A New Age of Royalties

One of the often overlooked aspects of NFTs, when it came to establishing provenance over digital assets, was the ability to layer in automated royalty payments to the original creator. While this concept of Artist Resale Rights (ARR) or droit de suite has existed since the early twentieth century when France first introduced it in 1920, it remains a newer practice for many states.

NFTs provide a unique opportunity in this regard.

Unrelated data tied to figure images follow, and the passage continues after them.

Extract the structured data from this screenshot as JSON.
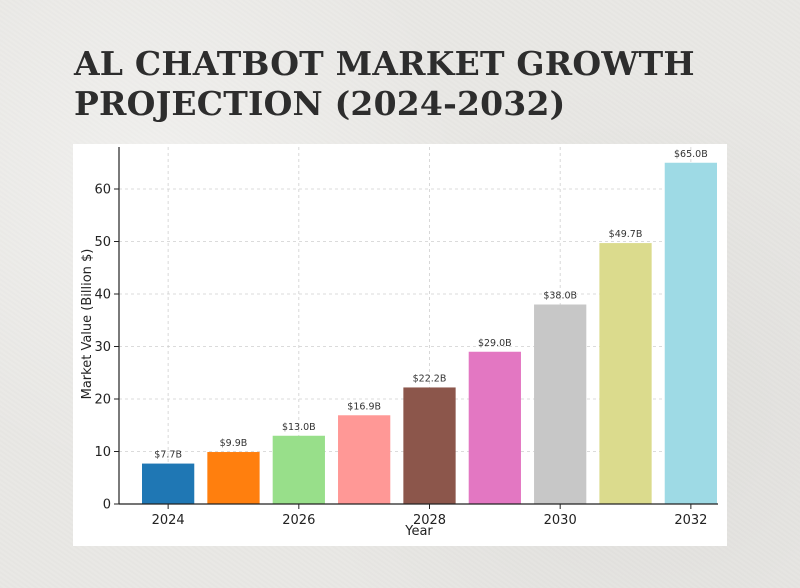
{
  "title": "AL CHATBOT MARKET GROWTH PROJECTION (2024-2032)",
  "chart_data": {
    "type": "bar",
    "categories": [
      "2024",
      "2025",
      "2026",
      "2027",
      "2028",
      "2029",
      "2030",
      "2031",
      "2032"
    ],
    "values": [
      7.7,
      9.9,
      13.0,
      16.9,
      22.2,
      29.0,
      38.0,
      49.7,
      65.0
    ],
    "value_labels": [
      "$7.7B",
      "$9.9B",
      "$13.0B",
      "$16.9B",
      "$22.2B",
      "$29.0B",
      "$38.0B",
      "$49.7B",
      "$65.0B"
    ],
    "colors": [
      "#1f77b4",
      "#ff7f0e",
      "#98df8a",
      "#ff9896",
      "#8c564b",
      "#e377c2",
      "#c7c7c7",
      "#dbdb8d",
      "#9edae5"
    ],
    "xlabel": "Year",
    "ylabel": "Market Value (Billion $)",
    "xticks": [
      "2024",
      "2026",
      "2028",
      "2030",
      "2032"
    ],
    "yticks": [
      0,
      10,
      20,
      30,
      40,
      50,
      60
    ],
    "ylim": [
      0,
      68
    ],
    "grid": true
  }
}
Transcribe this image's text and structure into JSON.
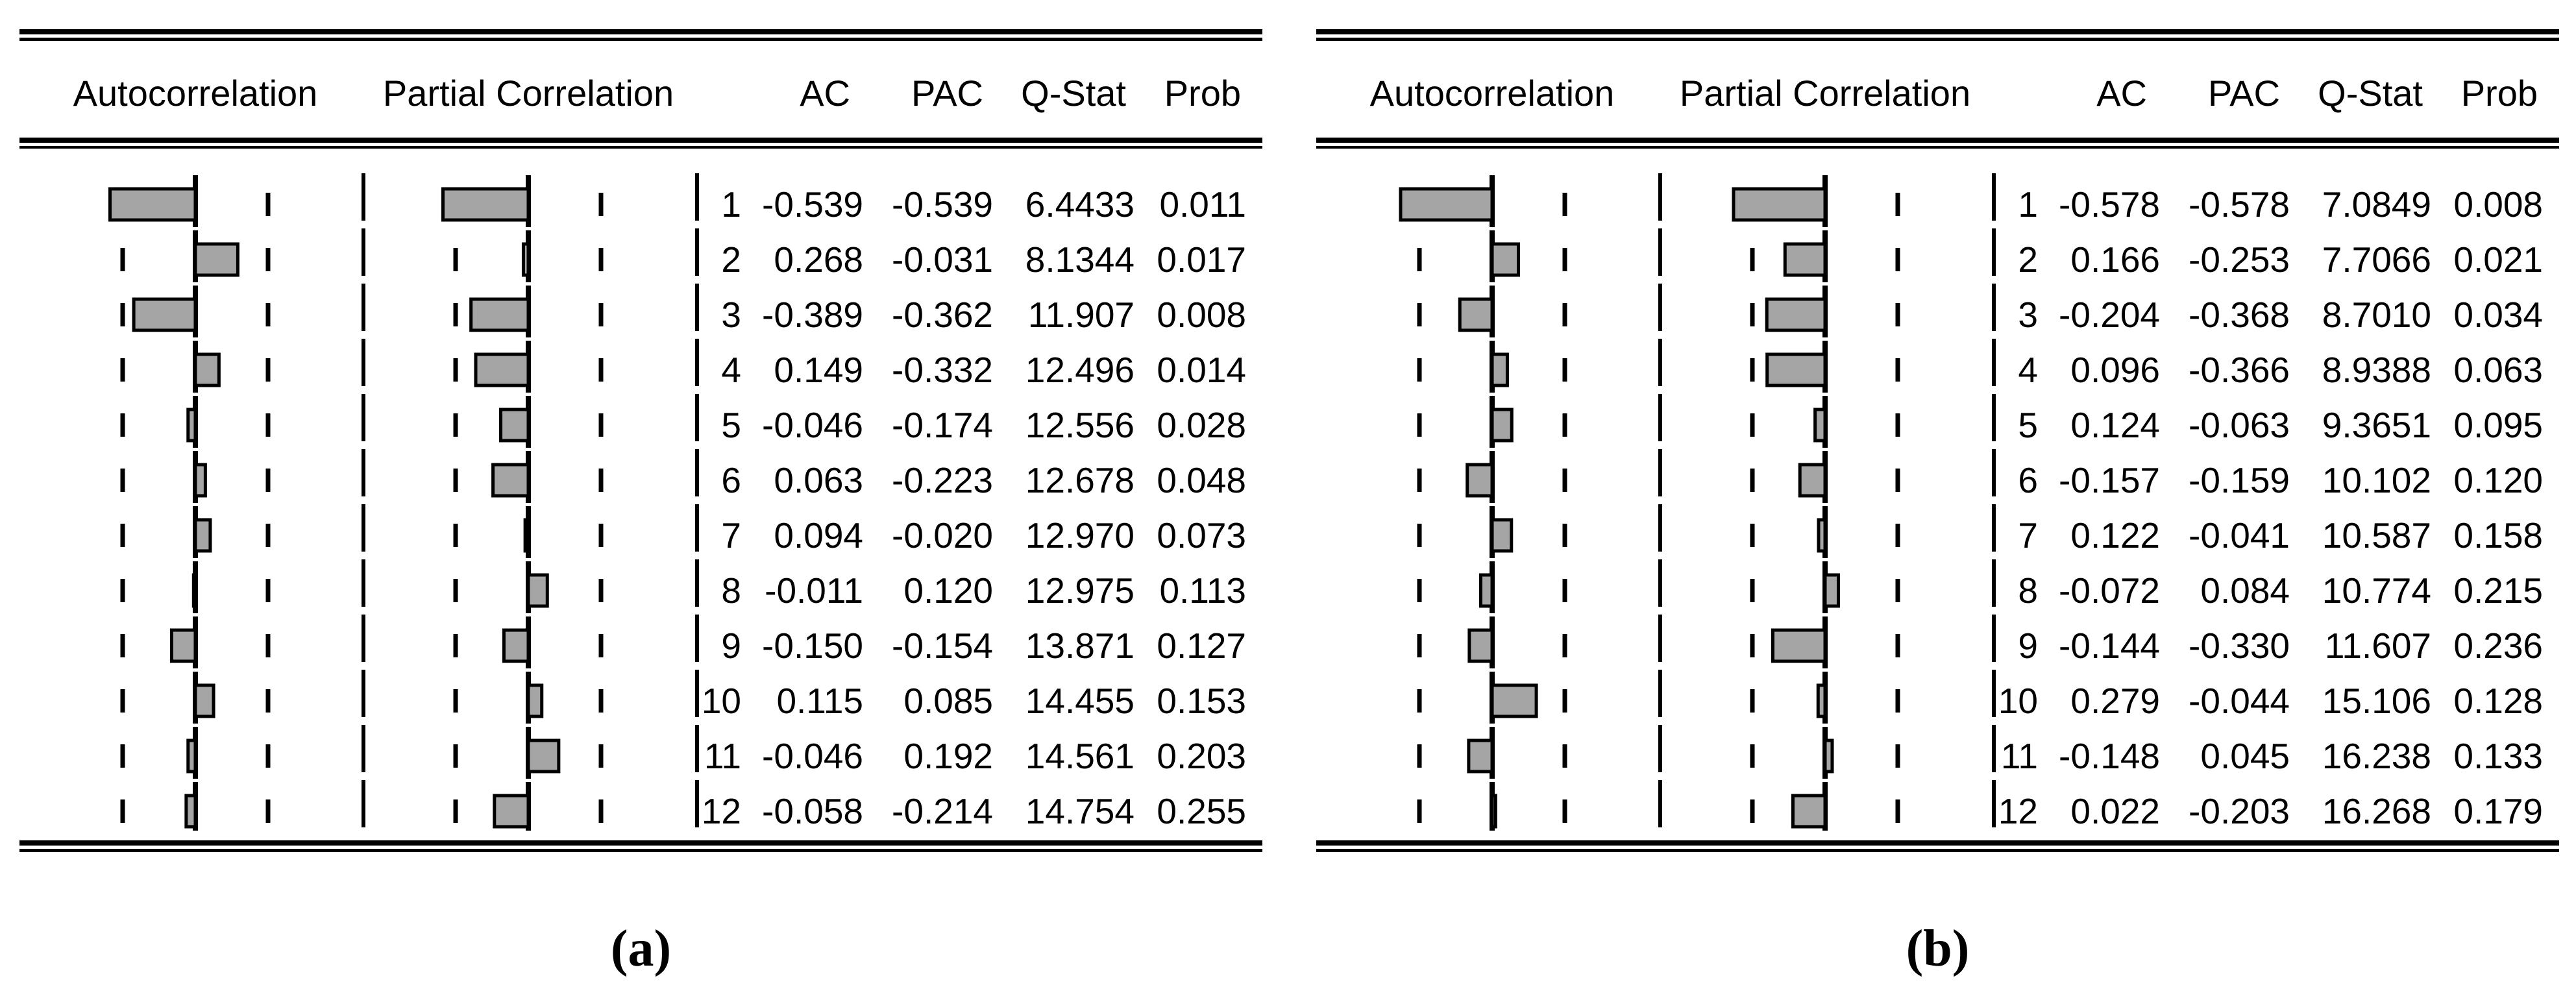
{
  "headers": {
    "autocorrelation": "Autocorrelation",
    "partial_correlation": "Partial Correlation",
    "ac": "AC",
    "pac": "PAC",
    "qstat": "Q-Stat",
    "prob": "Prob"
  },
  "colors": {
    "bar_fill": "#a5a5a5",
    "line": "#000000"
  },
  "chart_data": [
    {
      "type": "bar",
      "panel_label": "(a)",
      "orientation": "horizontal",
      "axis_range": [
        -1,
        1
      ],
      "se_bound": 0.46,
      "legend": [
        "Autocorrelation",
        "Partial Correlation"
      ],
      "columns": [
        "lag",
        "AC",
        "PAC",
        "Q-Stat",
        "Prob"
      ],
      "rows": [
        [
          "1",
          "-0.539",
          "-0.539",
          "6.4433",
          "0.011"
        ],
        [
          "2",
          "0.268",
          "-0.031",
          "8.1344",
          "0.017"
        ],
        [
          "3",
          "-0.389",
          "-0.362",
          "11.907",
          "0.008"
        ],
        [
          "4",
          "0.149",
          "-0.332",
          "12.496",
          "0.014"
        ],
        [
          "5",
          "-0.046",
          "-0.174",
          "12.556",
          "0.028"
        ],
        [
          "6",
          "0.063",
          "-0.223",
          "12.678",
          "0.048"
        ],
        [
          "7",
          "0.094",
          "-0.020",
          "12.970",
          "0.073"
        ],
        [
          "8",
          "-0.011",
          "0.120",
          "12.975",
          "0.113"
        ],
        [
          "9",
          "-0.150",
          "-0.154",
          "13.871",
          "0.127"
        ],
        [
          "10",
          "0.115",
          "0.085",
          "14.455",
          "0.153"
        ],
        [
          "11",
          "-0.046",
          "0.192",
          "14.561",
          "0.203"
        ],
        [
          "12",
          "-0.058",
          "-0.214",
          "14.754",
          "0.255"
        ]
      ]
    },
    {
      "type": "bar",
      "panel_label": "(b)",
      "orientation": "horizontal",
      "axis_range": [
        -1,
        1
      ],
      "se_bound": 0.47,
      "legend": [
        "Autocorrelation",
        "Partial Correlation"
      ],
      "columns": [
        "lag",
        "AC",
        "PAC",
        "Q-Stat",
        "Prob"
      ],
      "rows": [
        [
          "1",
          "-0.578",
          "-0.578",
          "7.0849",
          "0.008"
        ],
        [
          "2",
          "0.166",
          "-0.253",
          "7.7066",
          "0.021"
        ],
        [
          "3",
          "-0.204",
          "-0.368",
          "8.7010",
          "0.034"
        ],
        [
          "4",
          "0.096",
          "-0.366",
          "8.9388",
          "0.063"
        ],
        [
          "5",
          "0.124",
          "-0.063",
          "9.3651",
          "0.095"
        ],
        [
          "6",
          "-0.157",
          "-0.159",
          "10.102",
          "0.120"
        ],
        [
          "7",
          "0.122",
          "-0.041",
          "10.587",
          "0.158"
        ],
        [
          "8",
          "-0.072",
          "0.084",
          "10.774",
          "0.215"
        ],
        [
          "9",
          "-0.144",
          "-0.330",
          "11.607",
          "0.236"
        ],
        [
          "10",
          "0.279",
          "-0.044",
          "15.106",
          "0.128"
        ],
        [
          "11",
          "-0.148",
          "0.045",
          "16.238",
          "0.133"
        ],
        [
          "12",
          "0.022",
          "-0.203",
          "16.268",
          "0.179"
        ]
      ]
    }
  ]
}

The automated process of implementing royalties on any transaction with a specific NFT addresses this issue without the need for any cumbersome legacy intermediary. The NFT platform curation process puts this power directly back into the hands of the creator, where they can determine the size of the royalty they wish to receive. 

The Future of AI and NFTs

One impressive thing about the 2021 NFT boom was that it occurred without the use of Generative AI protocols. Digital artists excelled in that environment, but now that anyone can create high-production value art with the ease of a chatbot, it's unclear how lucrative this market will be in the future. More emphasis will likely be placed on the utility and community of projects. 

Generative AI protocols can empower individuals to become great artists themselves and open career doors that had previously been out of reach. However, one of the major concerns that artists ran into during the last cycle was that their art was sold as NFTs without their consent. There remains legal ambiguity over the monetization of digital assets that have been produced through generative AI protocols. These two factors may be on a collision course, especially if Generative AI assets are used to start creating generational wealth through viral NFT collections.

Plagiarism also played an active role in the last cycle when NFTs were duplicated and minted across multiple blockchains. This theme of a lack of interoperability and data siloes has been explored in previous blog posts.This is where AI can play an important role. Through its security enhancements of early anomaly detection and fraud prevention, AI can be a backstop similar to its role in RWAs and DeFi. This is essential in establishing cross-chain interoperable security when determining the provenance of digital assets.